I don’t remember how I felt when I was a baby. But yes, when I was a young child, I often had the feeling that my friend attributes to his daughter. I wasn’t carefree.

Adults can despair for a similar reason. They, too, can become unable to conceive of a future in which their needs are met. For adults, though, this is because of too much experience.

Failing to have one’s needs met, year after year, makes it more difficult to imagine how they can be met. Experiencing disappointment, again and again, makes it exhausting or painful to continue thinking of possibilities for meeting those needs.

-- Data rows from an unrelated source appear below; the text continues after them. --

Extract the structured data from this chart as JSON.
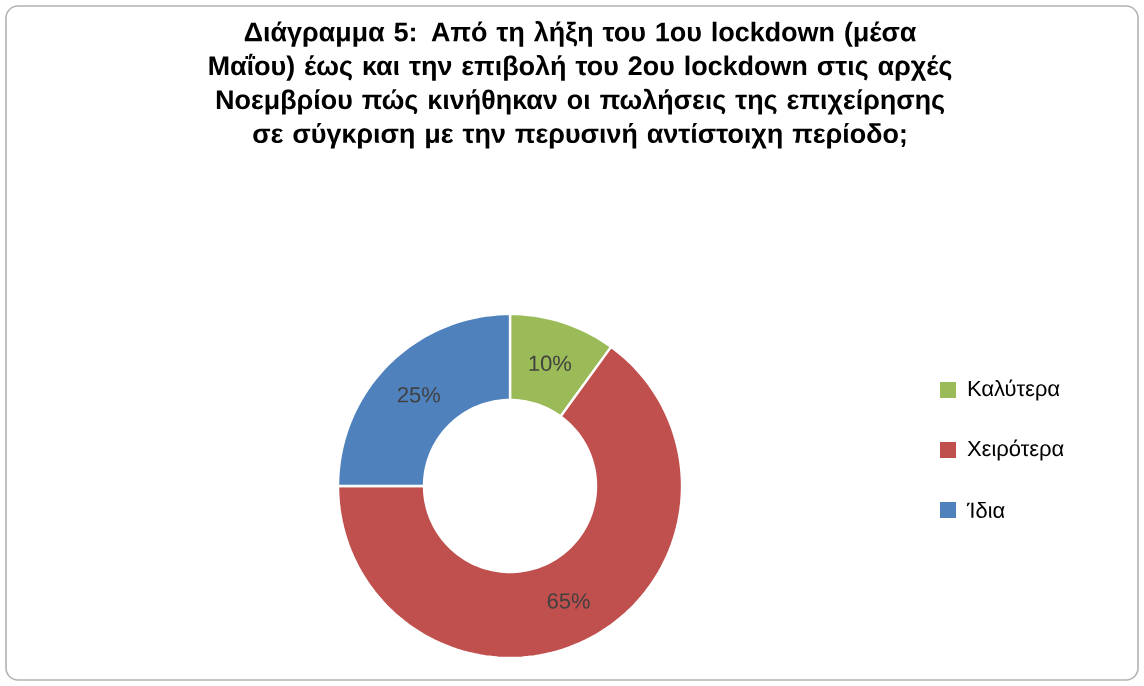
{
  "chart_data": {
    "type": "donut",
    "title": "**Διάγραμμα 5: Από τη λήξη του 1ου lockdown (μέσα Μαΐου) έως και την επιβολή του 2ου lockdown στις αρχές Νοεμβρίου πώς κινήθηκαν οι πωλήσεις της επιχείρησης σε σύγκριση με την περυσινή αντίστοιχη περίοδο;**",
    "categories": [
      "Καλύτερα",
      "Χειρότερα",
      "Ίδια"
    ],
    "values": [
      10,
      65,
      25
    ],
    "colors": [
      "#9bbb59",
      "#c0504d",
      "#4f81bd"
    ],
    "value_labels": [
      "10%",
      "65%",
      "25%"
    ],
    "legend": "right"
  }
}
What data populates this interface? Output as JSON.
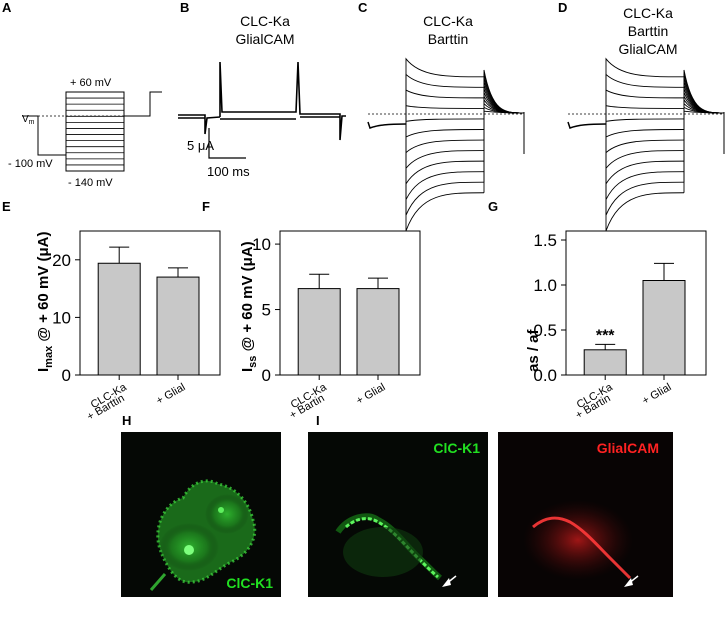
{
  "panels": {
    "A": {
      "letter": "A",
      "vm": "V",
      "vm_sub": "m",
      "top": "+ 60 mV",
      "hold": "- 100 mV",
      "bottom": "- 140 mV"
    },
    "B": {
      "letter": "B",
      "title": [
        "CLC-Ka",
        "GlialCAM"
      ],
      "scale_y": "5 μA",
      "scale_x": "100 ms"
    },
    "C": {
      "letter": "C",
      "title": [
        "CLC-Ka",
        "Barttin"
      ]
    },
    "D": {
      "letter": "D",
      "title": [
        "CLC-Ka",
        "Barttin",
        "GlialCAM"
      ]
    },
    "H": {
      "letter": "H",
      "stain": "ClC-K1"
    },
    "I": {
      "letter": "I",
      "stain_left": "ClC-K1",
      "stain_right": "GlialCAM"
    }
  },
  "colors": {
    "green": "#21e021",
    "red": "#ff2222",
    "bar": "#c8c8c8"
  },
  "chart_data": [
    {
      "panel": "E",
      "letter": "E",
      "type": "bar",
      "categories": [
        [
          "CLC-Ka",
          "+ Barttin"
        ],
        [
          "+ Glial"
        ]
      ],
      "values": [
        19.4,
        17.0
      ],
      "errors": [
        2.8,
        1.6
      ],
      "ylim": [
        0,
        25
      ],
      "yticks": [
        0,
        10,
        20
      ],
      "ylabel": {
        "main": "I",
        "sub": "max",
        "rest": " @ + 60 mV (μA)"
      }
    },
    {
      "panel": "F",
      "letter": "F",
      "type": "bar",
      "categories": [
        [
          "CLC-Ka",
          "+ Bartin"
        ],
        [
          "+ Glial"
        ]
      ],
      "values": [
        6.6,
        6.6
      ],
      "errors": [
        1.1,
        0.8
      ],
      "ylim": [
        0,
        11
      ],
      "yticks": [
        0,
        5,
        10
      ],
      "ylabel": {
        "main": "I",
        "sub": "ss",
        "rest": " @ + 60 mV (μA)"
      }
    },
    {
      "panel": "G",
      "letter": "G",
      "type": "bar",
      "categories": [
        [
          "CLC-Ka",
          "+ Bartin"
        ],
        [
          "+ Glial"
        ]
      ],
      "values": [
        0.28,
        1.05
      ],
      "errors": [
        0.06,
        0.19
      ],
      "ylim": [
        0,
        1.6
      ],
      "yticks": [
        0.0,
        0.5,
        1.0,
        1.5
      ],
      "ylabel": {
        "main": "as / af",
        "sub": "",
        "rest": ""
      },
      "annotations": [
        "***"
      ]
    }
  ]
}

For humans, this is an impediment to hoping, because what we can hope for depends on what seems possible to us.

(Notice that the same point applies to the world’s needs. Your own needs are mere tributaries. Even if you learn to navigate the tributaries – and the rivers they pour into – you must eventually confront the ocean.)

So for adults deterred by hurt, being hopeful often requires having the courage to allow wounds to be reopened. (Here a theological virtue depends upon a cardinal one.) And for adults worn down by disappointment, being hopeful often requires endurance in the midst of exhaustion.

It’s natural to lack courage. It’s natural to lack endurance. If you lack those things, don’t be too hard on yourself. By all means, enjoy some shelter and rest. But don’t stop at that:

(a) Keep in mind that, from the eternal perspective, we are babies. Our experience is not conclusive. There truly are blessings of which we can’t conceive. As far as you’re able (and if this is even coherent), don’t just hope for what’s imaginable to you.

(b) Ask God for courage and endurance to keep trying to imagine what’s imaginable, so that needs can be met even in this life.

(c) Train yourself in courage and in endurance. Training won’t be enough. But it will help, as long as it isn’t taken as a replacement for (a) and (b).

(d) Soothe others’ wounds, bear others’ burdens, protect them from the full destructiveness of exhaustion and hurt. And sometimes, or maybe just once, you will be in a position to give a person what he or she desperately needs. Then that person will be saved from despair. That person will be lucky (or blessed).

It won’t suffice, spiritually, for that person. But it’ll help, as long as it isn’t taken as a replacement for (a) and (b).

All too often, we’re tempted to think that cultivating hopefulness is primarily a matter of willing ourselves to believe that things will turn out all right. But we can do more than this. We can cultivate hopefulness by removing hindrances to the imagination. We can do this for ourselves by becoming braver, stronger. And we can do it for others by helping to ease their weariness and pain.